3人が最も強く否定していた強盗の意思については、「被告人らが、(被害者)においては未だ血が流れ、肌も温かく、果してすでに絶命したかどうかはっきりしない状態にあるのに、その体からその身につけていた貴金属類を次々と奪い取っていったということは、当初からそのような行為に出る意思があったことを強く窺わせる」とし、「本件が、金銭的な利得のみを目的とした犯行でないことは明らかである。被告人らが、(被害者)を殺害しようとした動機は、主として、(被害者)の下で束縛されて売春などを強制されているという状態から逃れたいということにあったことは確かである」と認めつつ、「従たる目的とはいえ、殺害することを手段として、(被害者)から被告人ら名義のパスポートを含め、これを入れていると窺える前記ウエストポーチと皮製赤色手提鞄、さらには(被害者)の身につけている貴金属類を強取する意思のあったこと、また、右のような意味での強盗の共謀が(中略)、(被害者)を殺害することの共謀と一体となって成立したことは、十分に肯認できる」と判断した[50]。そして、パスポートや身分証明書も一般論として「強盗罪の客体たる財物となる」として「強盗罪における保護法益については、財物を事実上所持する者が法律上正当に所持する権限を有するかどうかにかかわらず、現実にこれを所持している以上、物の所持という事実状態を保護し、不正の手段、例えば暴行脅迫という実力行使によってこれを侵害することは許されないと一般に解されている」と判示し、「(被害者)の所持していた右各パスポート等を被告人らが実力で奪取する行為は許されないというべきである」として「右各パスポートについても、強盗殺人罪が成立することは明らか」と断じた[50]。
最後に、弁護側の量刑不当の主張については、「犯行の態様も、極めて残虐」「本件の犯情は極めて悪く、被告人三名の刑事責任はいずれも重大」とする一方で、犯行に至った事情として以下の事実を認定した[50]。
被告人三名が本件犯行に至った背景には、被告人らの置かれていた悲惨な境遇があり、そのような境遇の中で被告人らが味わされ〔ママ〕た苦悩の深刻さは絶大なものであったことは否定できない。すなわち、被告人らは、いずれも、日本で働けば金になるという誘いに乗って日本に来た者であるが、日本に到着すると、直ちにパスポートを取り上げられ、事情も分からぬまま、被害者から三五〇万円という多額の借金を返済するよう要求され、スナックでホステスとして無報酬で働かされながら、借金返済のために過酷な条件で売春を行うことを強制されるに至っていたものである。
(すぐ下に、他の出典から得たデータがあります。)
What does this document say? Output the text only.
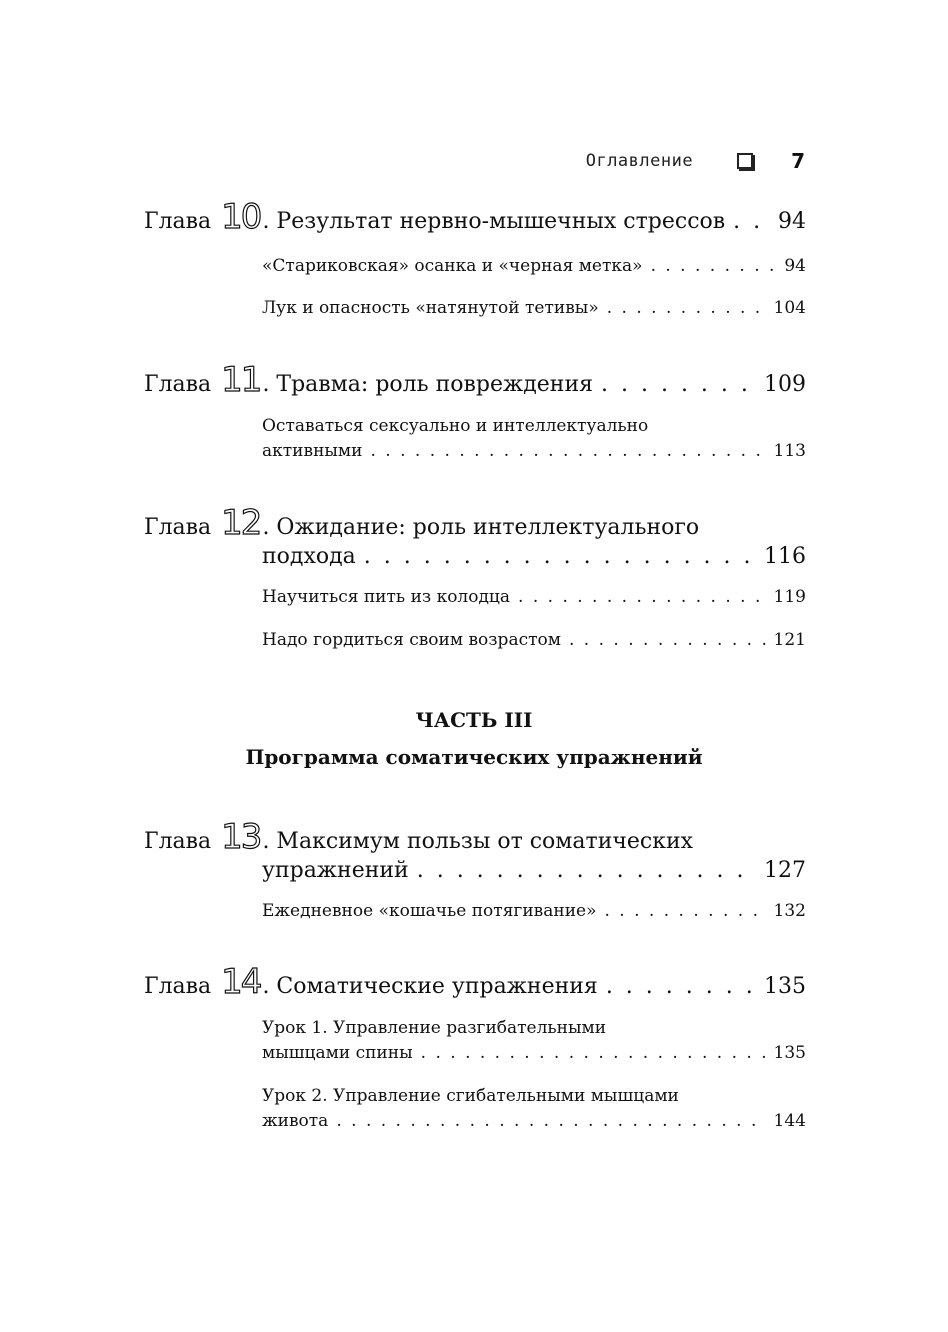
Оглавление	7
Глава 10 . Результат нервно-мышечных стрессов . . . 94
«Стариковская» осанка и «черная метка» . . .	94
Лук и опасность «натянутой тетивы» . . .	104
Глава 11 . Травма: роль повреждения . . .	109
Оставаться сексуально и интеллектуально
активными . . .	113
Глава 12 . Ожидание: роль интеллектуального
подхода . . .	116
Научиться пить из колодца . . .	119
Надо гордиться своим возрастом . . .	121
ЧАСТЬ III
Программа соматических упражнений
Глава 13 . Максимум пользы от соматических
упражнений . . .	127
Ежедневное «кошачье потягивание» . . .	132
Глава 14 . Соматические упражнения . . .	135
Урок 1. Управление разгибательными
мышцами спины . . .	135
Урок 2. Управление сгибательными мышцами
живота . . .	144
そして、被告人らが、このような境遇に落ち込むに至ったことにつき、背後にかなり大がかりな人身売買組織や売春組織があるものと思われる。また、被害者のもとで無理やり働かされるようになった後は、売春の相手方となった男たちからも自分の人格を無視され、屈辱的な行為を強制された上、売春の対価として得た金もすべて被害者に取り上げられるに至っている。日常の生活においても、被害者とともに同じ家屋に住まわされ、勝手な外出や電話を禁止され、かつまた、部屋代や買い与えられた衣類などの代金も借金に上乗せされ、三日間売春の相手方が見つからなければ罰金を科されることにもなっていたのである。加えて、被害者は、被告人らに対し、もし逃げ出すようなことがあれば、必ずお前たちを探し出して殺すし、タイに住むお前たちの両親も殺すなどと言って、被告人らの逃げ出すのを抑えつけようと図り、一方、被告人らにおいても、タイ語しか話すことができず、日本にやって来てから日の浅かったこともあり、日本の社会の仕組みなどについてもほとんど知らず、その意味でも、法的にも私的にも他に助けを求めようとするには、実際上著しく困難な状況にあったことはたしかである。
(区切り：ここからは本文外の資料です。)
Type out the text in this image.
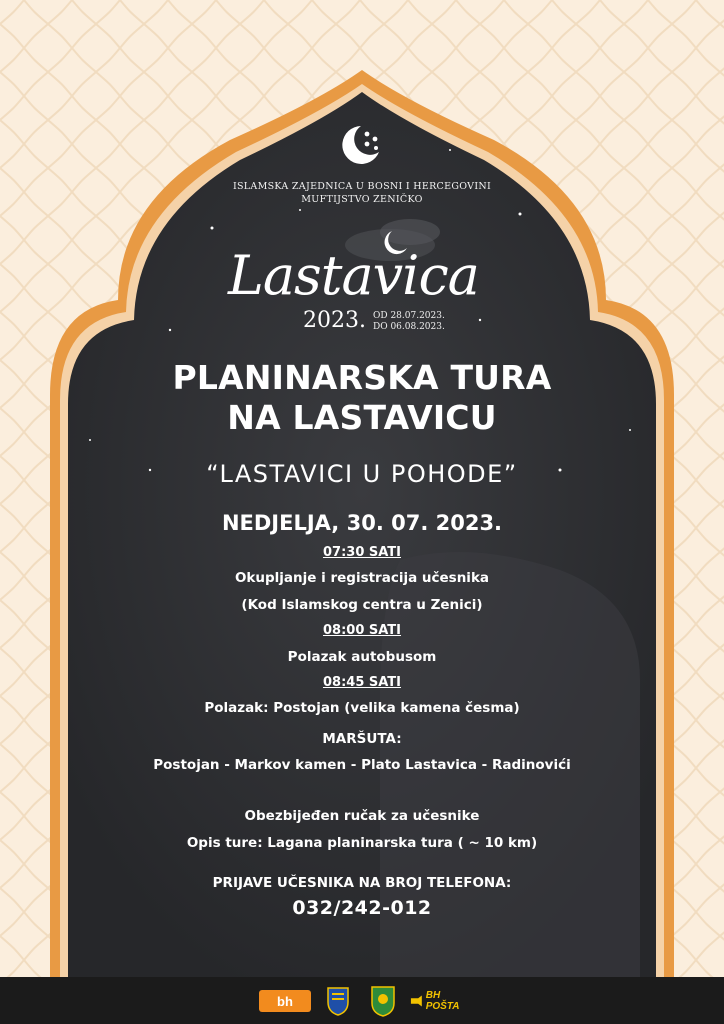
ISLAMSKA ZAJEDNICA U BOSNI I HERCEGOVINI
MUFTIJSTVO ZENIČKO
Lastavica
2023. OD 28.07.2023.
DO 06.08.2023.
PLANINARSKA TURA
NA LASTAVICU
“LASTAVICI U POHODE”
NEDJELJA, 30. 07. 2023.
07:30 SATI
Okupljanje i registracija učesnika
(Kod Islamskog centra u Zenici)
08:00 SATI
Polazak autobusom
08:45 SATI
Polazak: Postojan (velika kamena česma)
MARŠUTA:
Postojan - Markov kamen - Plato Lastavica - Radinovići
Obezbijeđen ručak za učesnike
Opis ture: Lagana planinarska tura ( ~ 10 km)
PRIJAVE UČESNIKA NA BROJ TELEFONA:
032/242-012
bh	BH POŠTA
その上で、「強盗殺人罪の法定刑のうち無期懲役刑を選択して酌量軽減の上、被告人三名をそれぞれ懲役一〇年に処した原判決の量刑は、なお重過ぎ、このまま維持することは相当でない」として[50]原判決を破棄、懲役8年とした[14][50][140][148]。
3人が強く否定していた強盗殺人罪の認定は変わらず、弁護側の主張のうち量刑不当だけを認めた判決であった[140]。弁護側が、被殴打女性症候群を示して主張した正当防衛についても[140]、「正当防衛行為に当たらないことが明らか」とし[50]、踏み込んだ言及はなかった[140]。